Integration of electricity grids will improve overall reliability and make electricity more affordable simply by allowing all countries to benefit from least-costly resources available in the region. It will also make power generation more sustainable by displacing baseload oil-fired power generation with cleaner sources of electricity such as natural gas, solar, and hydropower. The power system will also become more resilient by more easily balancing unexpected energy shortages. The sizable market created by integrating these fourteen countries will be more attractive to private sector investment in power generation.

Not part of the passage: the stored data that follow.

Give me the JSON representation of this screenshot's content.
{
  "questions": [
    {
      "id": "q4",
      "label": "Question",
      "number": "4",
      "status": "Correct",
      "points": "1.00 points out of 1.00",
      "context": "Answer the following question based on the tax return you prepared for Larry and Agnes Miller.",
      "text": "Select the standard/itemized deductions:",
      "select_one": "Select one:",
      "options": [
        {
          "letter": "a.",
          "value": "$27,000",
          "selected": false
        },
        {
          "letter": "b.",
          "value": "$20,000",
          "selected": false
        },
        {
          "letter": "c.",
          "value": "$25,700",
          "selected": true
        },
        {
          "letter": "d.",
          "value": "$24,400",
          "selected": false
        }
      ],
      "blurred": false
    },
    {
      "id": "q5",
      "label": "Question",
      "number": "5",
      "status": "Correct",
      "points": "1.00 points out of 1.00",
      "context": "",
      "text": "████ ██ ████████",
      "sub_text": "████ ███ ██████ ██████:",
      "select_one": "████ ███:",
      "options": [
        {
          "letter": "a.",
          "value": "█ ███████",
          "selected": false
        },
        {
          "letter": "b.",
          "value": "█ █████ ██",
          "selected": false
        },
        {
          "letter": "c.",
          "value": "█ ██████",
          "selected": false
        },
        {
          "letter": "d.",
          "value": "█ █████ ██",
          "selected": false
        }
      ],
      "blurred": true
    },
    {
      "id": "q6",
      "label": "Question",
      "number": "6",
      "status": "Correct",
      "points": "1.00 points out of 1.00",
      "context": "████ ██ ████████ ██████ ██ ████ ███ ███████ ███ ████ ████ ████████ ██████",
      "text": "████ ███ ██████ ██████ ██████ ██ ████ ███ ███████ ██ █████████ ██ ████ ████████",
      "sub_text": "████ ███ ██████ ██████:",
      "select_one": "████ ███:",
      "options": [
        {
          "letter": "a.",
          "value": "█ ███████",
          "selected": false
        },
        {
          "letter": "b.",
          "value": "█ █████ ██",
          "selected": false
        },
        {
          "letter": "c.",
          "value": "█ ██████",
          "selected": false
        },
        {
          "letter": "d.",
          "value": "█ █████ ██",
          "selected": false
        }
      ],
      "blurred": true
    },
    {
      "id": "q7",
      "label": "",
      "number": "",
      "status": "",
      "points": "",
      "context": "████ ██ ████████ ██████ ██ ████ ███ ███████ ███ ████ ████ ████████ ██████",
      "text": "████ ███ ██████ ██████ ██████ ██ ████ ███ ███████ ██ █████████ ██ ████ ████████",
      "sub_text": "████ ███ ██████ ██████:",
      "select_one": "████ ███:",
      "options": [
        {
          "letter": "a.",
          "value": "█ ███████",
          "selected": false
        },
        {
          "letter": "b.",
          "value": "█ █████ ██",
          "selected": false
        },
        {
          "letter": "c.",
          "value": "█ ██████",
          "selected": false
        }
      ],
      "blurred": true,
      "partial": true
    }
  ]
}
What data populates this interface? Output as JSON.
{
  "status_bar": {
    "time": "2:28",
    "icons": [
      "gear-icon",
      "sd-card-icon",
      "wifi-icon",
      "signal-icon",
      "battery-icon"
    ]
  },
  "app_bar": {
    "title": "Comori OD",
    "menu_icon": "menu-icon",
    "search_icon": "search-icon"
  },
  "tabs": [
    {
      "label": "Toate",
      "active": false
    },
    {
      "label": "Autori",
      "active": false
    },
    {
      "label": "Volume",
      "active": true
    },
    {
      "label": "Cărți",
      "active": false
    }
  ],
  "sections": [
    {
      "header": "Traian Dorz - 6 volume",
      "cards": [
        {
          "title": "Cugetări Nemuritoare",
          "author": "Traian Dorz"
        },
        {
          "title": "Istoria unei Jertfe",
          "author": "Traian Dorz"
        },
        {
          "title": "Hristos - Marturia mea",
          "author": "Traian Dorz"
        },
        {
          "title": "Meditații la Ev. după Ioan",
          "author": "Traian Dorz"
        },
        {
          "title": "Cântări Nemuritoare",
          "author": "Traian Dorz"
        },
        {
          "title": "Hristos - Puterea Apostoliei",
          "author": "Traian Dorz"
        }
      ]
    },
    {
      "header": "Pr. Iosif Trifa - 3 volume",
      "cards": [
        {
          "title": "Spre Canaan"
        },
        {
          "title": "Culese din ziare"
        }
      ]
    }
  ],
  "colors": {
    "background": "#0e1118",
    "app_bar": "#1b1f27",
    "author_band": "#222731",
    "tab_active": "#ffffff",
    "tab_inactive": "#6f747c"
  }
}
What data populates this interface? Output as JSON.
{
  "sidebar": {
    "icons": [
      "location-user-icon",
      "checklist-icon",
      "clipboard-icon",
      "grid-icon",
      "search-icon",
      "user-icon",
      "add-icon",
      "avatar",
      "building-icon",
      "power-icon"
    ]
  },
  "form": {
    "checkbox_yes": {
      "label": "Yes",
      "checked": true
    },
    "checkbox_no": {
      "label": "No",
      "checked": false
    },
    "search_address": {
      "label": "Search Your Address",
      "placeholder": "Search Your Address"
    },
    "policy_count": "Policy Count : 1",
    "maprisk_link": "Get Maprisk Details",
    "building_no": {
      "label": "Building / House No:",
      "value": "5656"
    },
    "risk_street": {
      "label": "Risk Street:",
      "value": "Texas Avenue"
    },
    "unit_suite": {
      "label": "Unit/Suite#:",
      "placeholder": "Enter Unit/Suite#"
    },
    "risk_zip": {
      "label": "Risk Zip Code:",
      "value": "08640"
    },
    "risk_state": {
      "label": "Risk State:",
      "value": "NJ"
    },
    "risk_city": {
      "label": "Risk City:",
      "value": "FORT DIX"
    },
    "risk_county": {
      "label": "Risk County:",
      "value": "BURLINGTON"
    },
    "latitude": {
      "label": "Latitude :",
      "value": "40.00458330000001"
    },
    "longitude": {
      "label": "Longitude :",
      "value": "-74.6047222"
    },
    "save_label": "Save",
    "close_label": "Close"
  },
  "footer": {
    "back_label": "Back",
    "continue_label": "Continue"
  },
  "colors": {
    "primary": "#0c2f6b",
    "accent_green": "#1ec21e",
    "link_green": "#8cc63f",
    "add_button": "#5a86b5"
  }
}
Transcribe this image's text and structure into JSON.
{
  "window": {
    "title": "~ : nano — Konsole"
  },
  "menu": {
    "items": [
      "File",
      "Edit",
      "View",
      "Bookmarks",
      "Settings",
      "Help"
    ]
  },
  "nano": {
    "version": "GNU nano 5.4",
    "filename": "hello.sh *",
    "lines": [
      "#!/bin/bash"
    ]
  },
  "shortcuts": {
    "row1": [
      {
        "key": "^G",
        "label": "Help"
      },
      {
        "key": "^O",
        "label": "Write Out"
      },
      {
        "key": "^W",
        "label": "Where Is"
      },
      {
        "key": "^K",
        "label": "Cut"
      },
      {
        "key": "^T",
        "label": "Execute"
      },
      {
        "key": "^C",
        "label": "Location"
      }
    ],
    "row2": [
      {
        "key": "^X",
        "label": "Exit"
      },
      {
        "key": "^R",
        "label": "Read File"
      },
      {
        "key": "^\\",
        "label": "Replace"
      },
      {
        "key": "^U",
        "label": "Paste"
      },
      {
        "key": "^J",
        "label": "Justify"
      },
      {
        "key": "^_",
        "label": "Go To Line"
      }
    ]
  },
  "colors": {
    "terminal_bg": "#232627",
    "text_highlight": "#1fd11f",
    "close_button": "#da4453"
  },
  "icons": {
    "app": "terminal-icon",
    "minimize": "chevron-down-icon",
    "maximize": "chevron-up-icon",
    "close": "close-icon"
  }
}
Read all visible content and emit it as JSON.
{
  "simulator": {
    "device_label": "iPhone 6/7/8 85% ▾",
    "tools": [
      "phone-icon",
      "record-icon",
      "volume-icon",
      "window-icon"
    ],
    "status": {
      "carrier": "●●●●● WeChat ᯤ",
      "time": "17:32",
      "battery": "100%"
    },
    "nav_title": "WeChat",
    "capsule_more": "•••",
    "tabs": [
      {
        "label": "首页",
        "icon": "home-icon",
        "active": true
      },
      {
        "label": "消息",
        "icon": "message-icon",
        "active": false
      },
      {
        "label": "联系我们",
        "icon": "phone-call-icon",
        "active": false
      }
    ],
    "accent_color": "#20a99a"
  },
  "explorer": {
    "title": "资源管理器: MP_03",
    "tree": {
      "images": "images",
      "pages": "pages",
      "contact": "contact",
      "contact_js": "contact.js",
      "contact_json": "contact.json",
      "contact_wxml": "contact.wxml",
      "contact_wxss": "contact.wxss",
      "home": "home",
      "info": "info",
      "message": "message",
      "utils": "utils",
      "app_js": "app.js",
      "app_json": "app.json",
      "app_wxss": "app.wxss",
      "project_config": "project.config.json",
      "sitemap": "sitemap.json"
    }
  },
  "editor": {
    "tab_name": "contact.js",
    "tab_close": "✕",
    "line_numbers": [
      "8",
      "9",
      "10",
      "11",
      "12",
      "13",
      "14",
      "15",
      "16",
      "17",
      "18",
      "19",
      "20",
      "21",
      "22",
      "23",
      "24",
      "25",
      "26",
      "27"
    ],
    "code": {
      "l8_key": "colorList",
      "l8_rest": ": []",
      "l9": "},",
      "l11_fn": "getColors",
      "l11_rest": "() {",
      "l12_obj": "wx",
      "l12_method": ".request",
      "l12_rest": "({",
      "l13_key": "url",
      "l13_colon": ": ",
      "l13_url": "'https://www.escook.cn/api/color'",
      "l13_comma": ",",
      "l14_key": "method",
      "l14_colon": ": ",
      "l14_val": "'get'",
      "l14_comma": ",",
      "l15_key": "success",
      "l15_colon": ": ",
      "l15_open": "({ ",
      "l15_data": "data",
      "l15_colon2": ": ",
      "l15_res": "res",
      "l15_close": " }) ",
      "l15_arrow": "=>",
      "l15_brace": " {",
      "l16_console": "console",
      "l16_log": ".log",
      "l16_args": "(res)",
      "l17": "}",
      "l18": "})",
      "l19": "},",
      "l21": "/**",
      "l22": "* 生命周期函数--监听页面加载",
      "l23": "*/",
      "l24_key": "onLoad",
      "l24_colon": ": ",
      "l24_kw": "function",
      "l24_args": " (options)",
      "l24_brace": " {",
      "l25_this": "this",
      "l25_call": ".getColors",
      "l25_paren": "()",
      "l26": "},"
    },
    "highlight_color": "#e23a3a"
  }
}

‘Establishing a robust power trading system in West Africa is a historic opportunity for the region to significantly cut the average cost of power generation and improve access to cleaner and more reliable energy,’ said Makhtar Diop, Vice President for the Africa Region at the World Bank.  ‘The World Bank very much shares West Africa’s vision of a modern energy sector capable of meeting the needs of the region’s growing population and economies and we are committed to support our clients in realizing the promise of the regional market.’

The World Bank, along with a number of development partners, has supported WAPP in its efforts to improve the physical connectivity and integration of electricity grids. The World Bank has been a longstanding partner for the power sector in West Africa, and has supported WAPP since 2005. Through the International Development Association (IDA), $750 million of current World Bank support is directed toward completing primary interconnections. There are currently 4,000 kilometers of transmission lines under development, all coming to completion in the early 2020s.

Technical and payment challenges

The complexity of the WAPP power market creates new political and technical challenges that will need to be addressed. A well-functioning regional power market requires not only the right infrastructure, but also strong collaboration among policy makers, regulators, and utilities, at the national and regional level. It also calls for simultaneous policy, regulatory, and institutional steps. Trading institutions and stronger commercial arrangements will need to be developed further.

The payment record of trading partners in the region is uneven. In 2016, arrears reached such a level that WAPP formed a Task Force on Cross-Border Payments for Power Trade to recommend solutions to this problem. To ensure that West African countries realize regional power integration to its fullest potential, the Task Force recommends a series of actions to improve confidence in the regional power market.  These include improving sector creditworthiness, strengthening contracts, providing guarantees and involving regional institutions.

A key focus of future World Bank engagement will be strengthening the performance of power utilities as a foundation for improved service and growing regional exchange.